Maybe I'm just a sucker for a sweet commercial (and no I'm not being paid to put this on our blog), but this proposal scene Kay Jewelers has been airing lately always makes me sigh. You don't have to understand the language of the couple to see the love and the perfect proposal moment.
What makes a great proposal?
I have helpful tips from some of our favorite romance authors, who will be sharing in just a moment with expert advice.
First, make it memorable
~A truly great written proposal takes more than just a carriage and a fantastic view over a Paris vineyard (although there is nothing wrong with that for sure), it takes a build up of sexual tension through the novel until the only thing that reader wants to see him just pop the question!
Second, make it big, make it small, make it fit the story
~Your proposal has to fit into the context of the story. If your hero is soft spoken, most likely he isn't going to invite the entire town to see. But if that has been a struggle for him, then for sure include it. It makes a great climatic moment. More than just a simple proposal.

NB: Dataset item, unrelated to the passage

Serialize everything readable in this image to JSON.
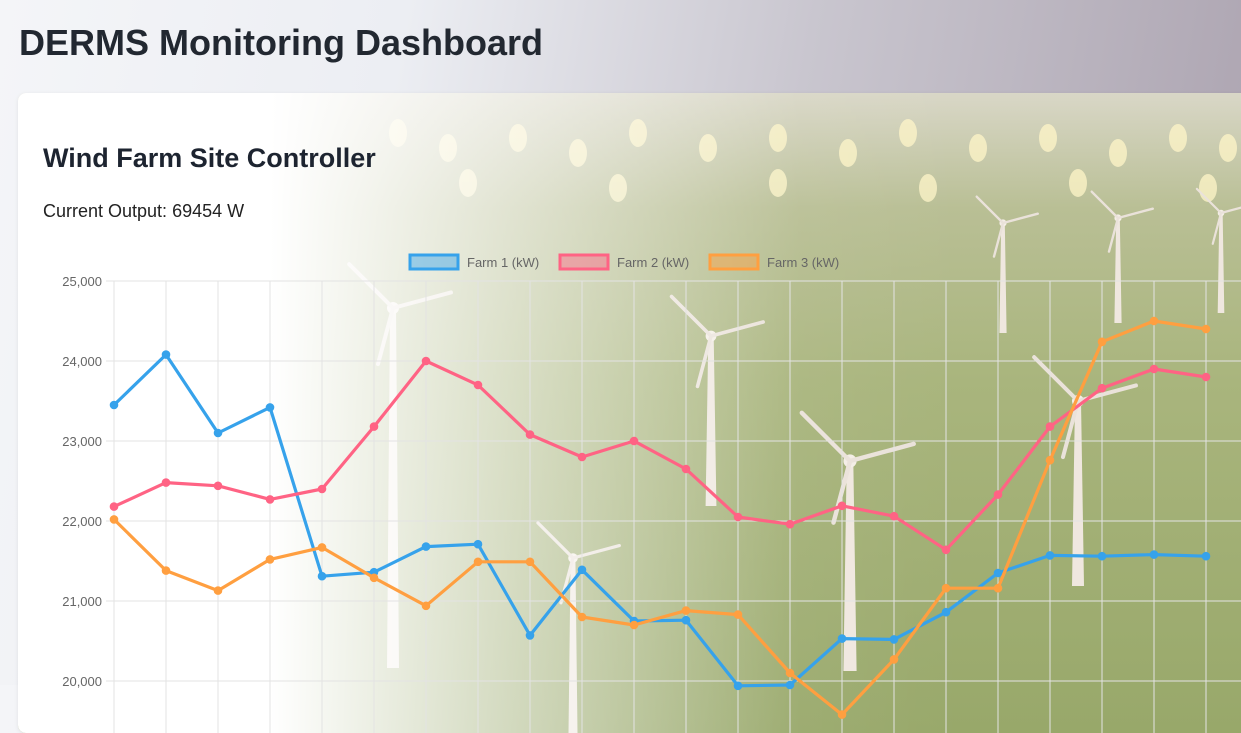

Third, don't go for the cheese
~Cliche is never good and that can surely be said for a proposal scene. Make it unique. Instead of asking her to marry him in restaurant over candle light (been done a thousand times) how about in a dungeon cave as they are running from bad guys (depending on your genre of course). What if, instead of the "perfect" moment, you made a very imperfect moment?
Chuck is a superspy in love with his superspy partner, Sarah and after years of being together he is finally ready to pop the question. He finds the perfect spot and prepares to ask. Time and time again something happens to stop him (they are, after all, on missions). Then in a last ditch attempt, before Sarah goes undercover, Chuck is talking to his other team partner, Casey (see why I love this show?? :-). Casey tells him about a proposal he gave once- in a bus station. How he would always have that moment, that look on her face. Then he goes to say... "the truth is there is no perfect moment, or perfect spot. Forget about the balcony, Bartoscki, you just need the girl."
Okay, moving on, Chuck later proposes to Sarah *SPOILER* in the hospital lobby during the birth of Chuck's niece. He didn't need a fancy moment, he just needed the girl and that's all your story needs. Twist it around. Make the moment in the seemingly most imperfect place that fits for your story and it will be memorable.
See what our favorite authors have to say too...
For me the perfect proposal brings the book full circle. By that I mean an element in the proposal echoes the first meeting of the hero and heroine in the opening of the book.
If it fits the story, I like proposal scenes to be bigger than life. For example, having the hero propose in front of the entire town. Or those closest to them who've been part of their struggles.
Then comes the fun part. When the hero tells the heroine he loves her and she him, I like to use strong emotion or even playful banter. Then comes a toe-curling kiss. I like the proposal to end with a sense that the hero and heroine's love is God ordained and they will indeed live happily ever after.
Hmmm, always go for that toe curling kiss!
It's almost always a must (except perhaps in marriage of convenience stories) to have a declaration of love from both characters. Sometimes a simple "I love you" says everything exquisitely. Sometimes it adds depth to have the characters reveal what they treasure about the other person or respect in them. The main thing to me is that this not be about how beautiful the heroine is or how strong the hero is. These love words need to go beyond surface attraction to the heart of the relationship, to show the reader that this is a love that will endure the test of time.
And of course, there needs to be a kiss--a soul-stirring, heart-melting kiss that makes the reader sigh. I'm sighing now just imagining all the wonderful possibilities.
Oh me too, Karen.
As for the proposal itself, I like to avoid any kind of expressions that a cliche'. Have the hero speak from his heart, but make the words unique to those characters and their journey.
Place can be important too. Is there some place that has been special to the couple? It might be someplace where no other man would propose . . . again, make it unique to their journey. In "Driftwood Lane" my hero proposed in a courtroom. Any place can be romantic if handled carefully.
Oh my yes, just like Chuck in the hospital. (watch the clip if you haven't already!!! :-)
I think the proposal is only as good as the build up to it. By that point, the reader has to be so invested in this couple that they can't wait for the answer. However, they also still need believe there is a chance he or she might say no.
I like my proposals to be memorable with something tied to the characters and the world I've created for them. Their words much be sincere and definitely sound like "them." Of course, a toe-curling kiss to seal the deal is a must.
Say no?? Who would say no to a perfect proposal? (okay, maybe if it wasn't perfect...)
~ ~ ~ ~ ~So there you have it. Make it original, make it big, make it perfect for your story and...a good idea to make the hero and heroine good for each other too. :-)
Oh, but you want more you say? Something about my family's proposal story??
27 years ago my parents were sitting over sushi (please don't hold this against them) and my dad turns to my mom and says, "You don't have to eat your sushi if you marry me."
What do YOU think makes the perfect proposal plan?